Pusat Finansial Internasional di Bali Bukan Hanya soal Uang, Wamenkeu Sebut Peluang Ekonomi Baru di Luar Pariwisata

Penulis: Zulfikar Ahmad  •  Jumat, 31 Juli 2026 | 23:27:01 WIB
Wamenkeu Juda Agung menyampaikan optimisme pembentukan Pusat Finansial Internasional di Bali dalam Townhall Meeting "Kemenkeu Satu Bali" di Denpasar, Kamis (30/7).

DENPASAR — Optimisme itu disampaikan Juda Agung di sela Townhall Meeting "Kemenkeu Satu Bali" di Aula Balai Diklat Keuangan Denpasar, Kamis (30/7). Ia menilai pembentukan PFII merupakan langkah strategis untuk membangun arsitektur baru sektor keuangan nasional, sekaligus meningkatkan daya saing Indonesia di tingkat global.

“Saya optimistis terhadap prospek perekonomian Bali yang semakin beragam ke depan,” kata Juda dalam siaran pers yang diterima di Denpasar, Jumat.

Landasan Hukum PFII Telah Disahkan DPR

Keyakinan tersebut muncul setelah DPR RI resmi mengesahkan Rancangan Undang-Undang (RUU) tentang PFII menjadi undang-undang dalam Rapat Paripurna ke-26 Masa Persidangan V Tahun Sidang 2025-2026 di Jakarta, Selasa (21/7). Dengan adanya landasan hukum yang kuat ini, pemerintah dapat membangun pusat finansial internasional yang menarik investasi berkualitas dan memperkuat sektor jasa keuangan nasional.

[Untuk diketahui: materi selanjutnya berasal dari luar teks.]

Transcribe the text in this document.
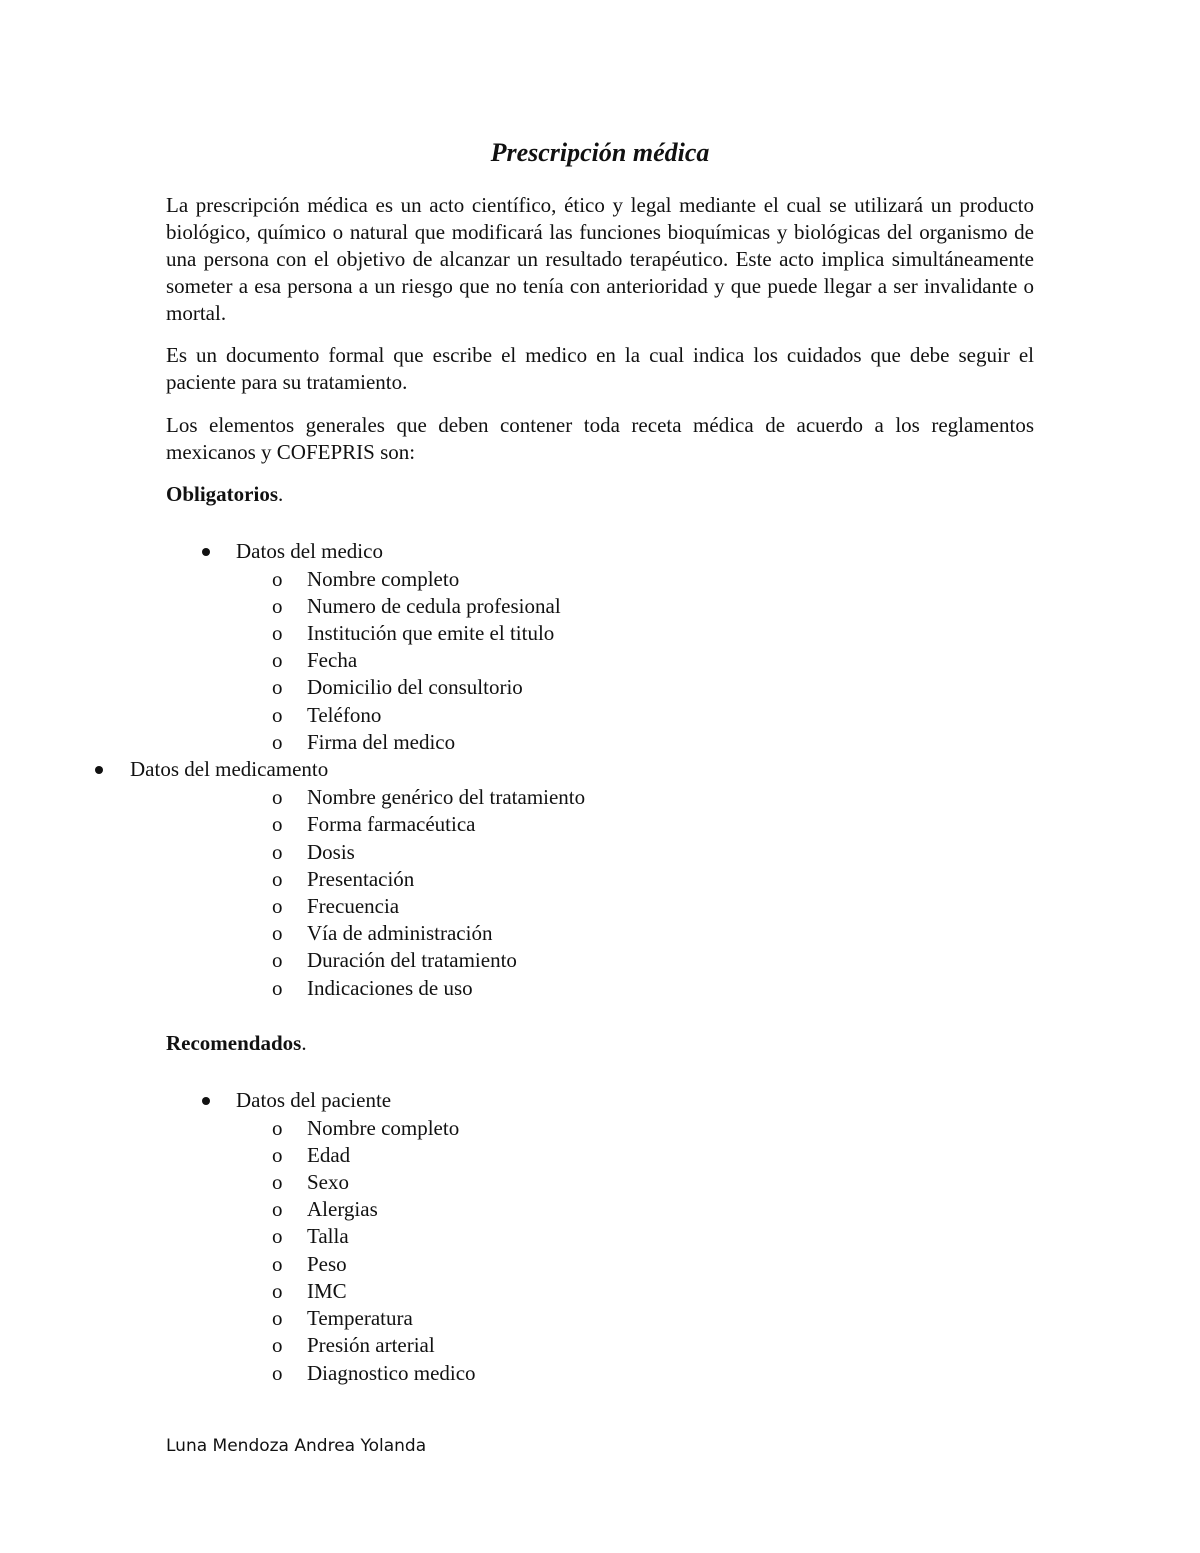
Prescripción médica

La prescripción médica es un acto científico, ético y legal mediante el cual se utilizará un producto biológico, químico o natural que modificará las funciones bioquímicas y biológicas del organismo de una persona con el objetivo de alcanzar un resultado terapéutico. Este acto implica simultáneamente someter a esa persona a un riesgo que no tenía con anterioridad y que puede llegar a ser invalidante o mortal.

Es un documento formal que escribe el medico en la cual indica los cuidados que debe seguir el paciente para su tratamiento.

Los elementos generales que deben contener toda receta médica de acuerdo a los reglamentos mexicanos y COFEPRIS son:

Obligatorios.

Datos del medico
o	Nombre completo
o	Numero de cedula profesional
o	Institución que emite el titulo
o	Fecha
o	Domicilio del consultorio
o	Teléfono
o	Firma del medico
Datos del medicamento
o	Nombre genérico del tratamiento
o	Forma farmacéutica
o	Dosis
o	Presentación
o	Frecuencia
o	Vía de administración
o	Duración del tratamiento
o	Indicaciones de uso

Recomendados.

Datos del paciente
o	Nombre completo
o	Edad
o	Sexo
o	Alergias
o	Talla
o	Peso
o	IMC
o	Temperatura
o	Presión arterial
o	Diagnostico medico

Luna Mendoza Andrea Yolanda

Juda mengajak jajaran Kementerian Keuangan di Bali untuk berkoordinasi dengan Forum Komunikasi Pimpinan Daerah (Forkopimda) dan kalangan akademisi. Tujuannya, mendukung terlaksananya kawasan strategis tersebut agar memberikan dampak nyata bagi perekonomian masyarakat setempat.

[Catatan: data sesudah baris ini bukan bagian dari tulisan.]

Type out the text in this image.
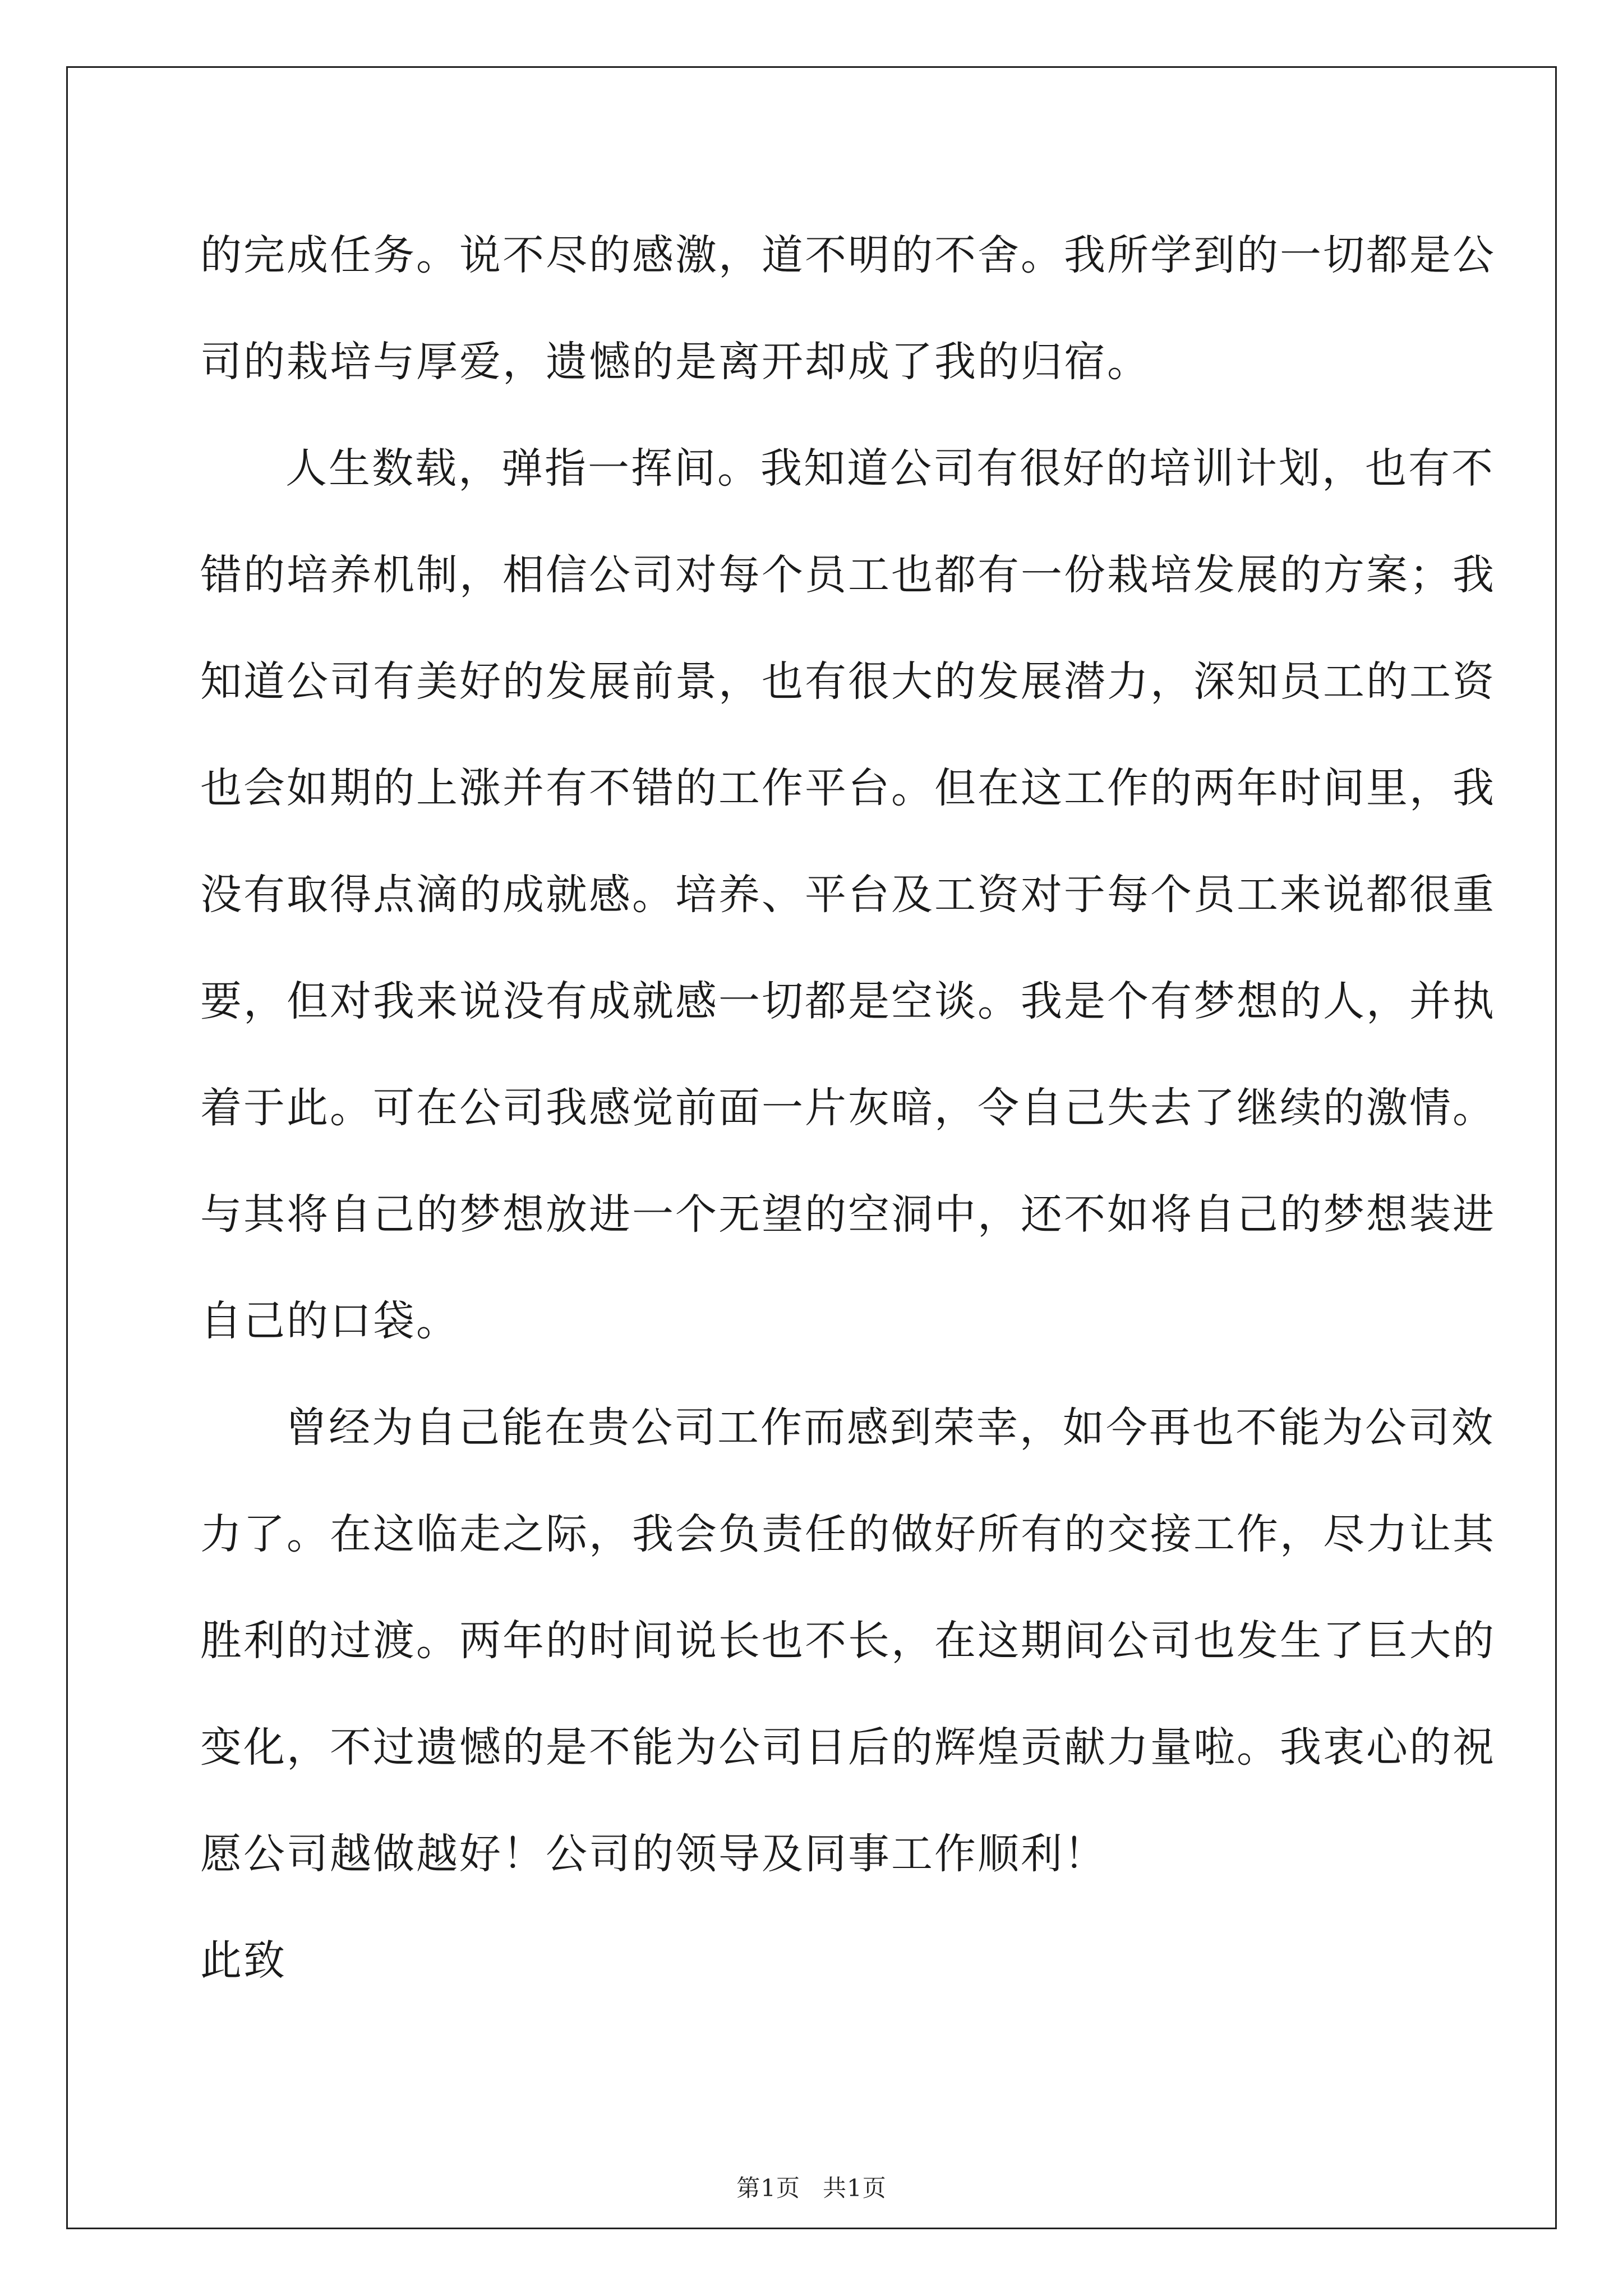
的完成任务。说不尽的感激，道不明的不舍。我所学到的一切都是公
司的栽培与厚爱，遗憾的是离开却成了我的归宿。
人生数载，弹指一挥间。我知道公司有很好的培训计划，也有不
错的培养机制，相信公司对每个员工也都有一份栽培发展的方案；我
知道公司有美好的发展前景，也有很大的发展潜力，深知员工的工资
也会如期的上涨并有不错的工作平台。但在这工作的两年时间里，我
没有取得点滴的成就感。培养、平台及工资对于每个员工来说都很重
要，但对我来说没有成就感一切都是空谈。我是个有梦想的人，并执
着于此。可在公司我感觉前面一片灰暗，令自己失去了继续的激情。
与其将自己的梦想放进一个无望的空洞中，还不如将自己的梦想装进
自己的口袋。
曾经为自己能在贵公司工作而感到荣幸，如今再也不能为公司效
力了。在这临走之际，我会负责任的做好所有的交接工作，尽力让其
胜利的过渡。两年的时间说长也不长，在这期间公司也发生了巨大的
变化，不过遗憾的是不能为公司日后的辉煌贡献力量啦。我衷心的祝
愿公司越做越好！公司的领导及同事工作顺利！
此致
第1页 共1页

Bali Incar Diversifikasi Ekonomi, Target SPPG Baru Capai 55,73 Persen

Di luar sektor finansial, pemerintah juga terus menggenjot program prioritas yang dibiayai APBN. Di Bali, program Makan Bergizi Gratis (MBG) telah beroperasi melalui 277 unit Satuan Pelayanan Pemenuhan Gizi (SPPG) hingga Juni 2026. Jumlah tersebut baru mencapai 55,73 persen dari target 497 unit SPPG di seluruh Pulau Dewata.

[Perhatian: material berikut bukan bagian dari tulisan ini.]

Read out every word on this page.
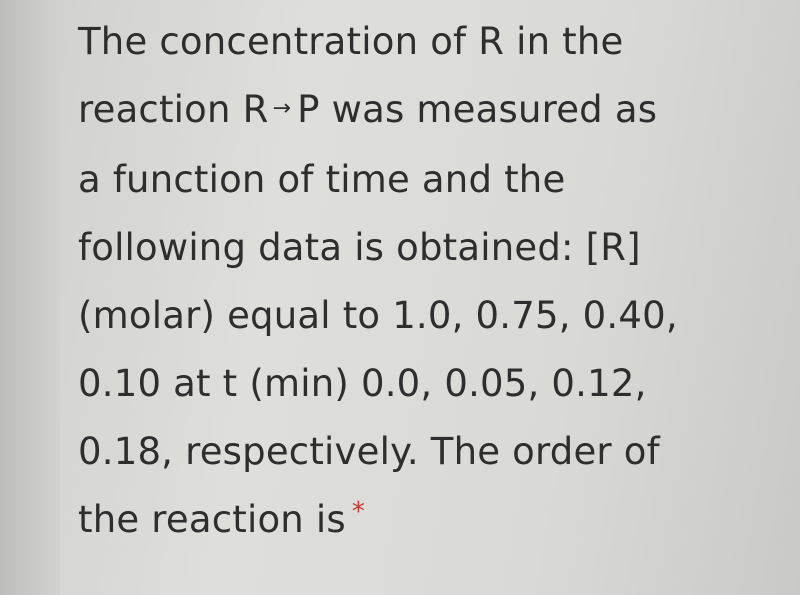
The concentration of R in the
reaction R → P was measured as
a function of time and the
following data is obtained: [R]
(molar) equal to 1.0, 0.75, 0.40,
0.10 at t (min) 0.0, 0.05, 0.12,
0.18, respectively. The order of
the reaction is *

Sebanyak 12.503 petugas dikerahkan untuk melayani 618.390 penerima manfaat. Mereka terdiri dari pelajar taman kanak-kanak (TK), sekolah dasar (SD), ibu hamil, balita, serta pelajar SMP dan SMA.

Integritas dan Transformasi Digital Jadi Prioritas

Dalam kesempatan yang sama, Wamenkeu menekankan komitmen menjaga integritas dan kepercayaan publik di lingkungan Kementerian Keuangan. Ia menegaskan semangat toleransi nol terhadap korupsi, kolusi, dan nepotisme (KKN) serta percepatan transformasi digital sebagai wujud pelayanan yang terus berinovasi.

Secara nasional, jumlah penerima manfaat MBG saat ini mencapai 63 juta jiwa. Angka ini merupakan hasil penyempurnaan data secara cermat dari target awal sebesar 82,9 juta jiwa demi ketepatan sasaran program.

Reporter: Zulfikar Ahmad
Sumber: bali.antaranews.com This article was automatically rewritten by AI based on the source above without altering the facts of the original article.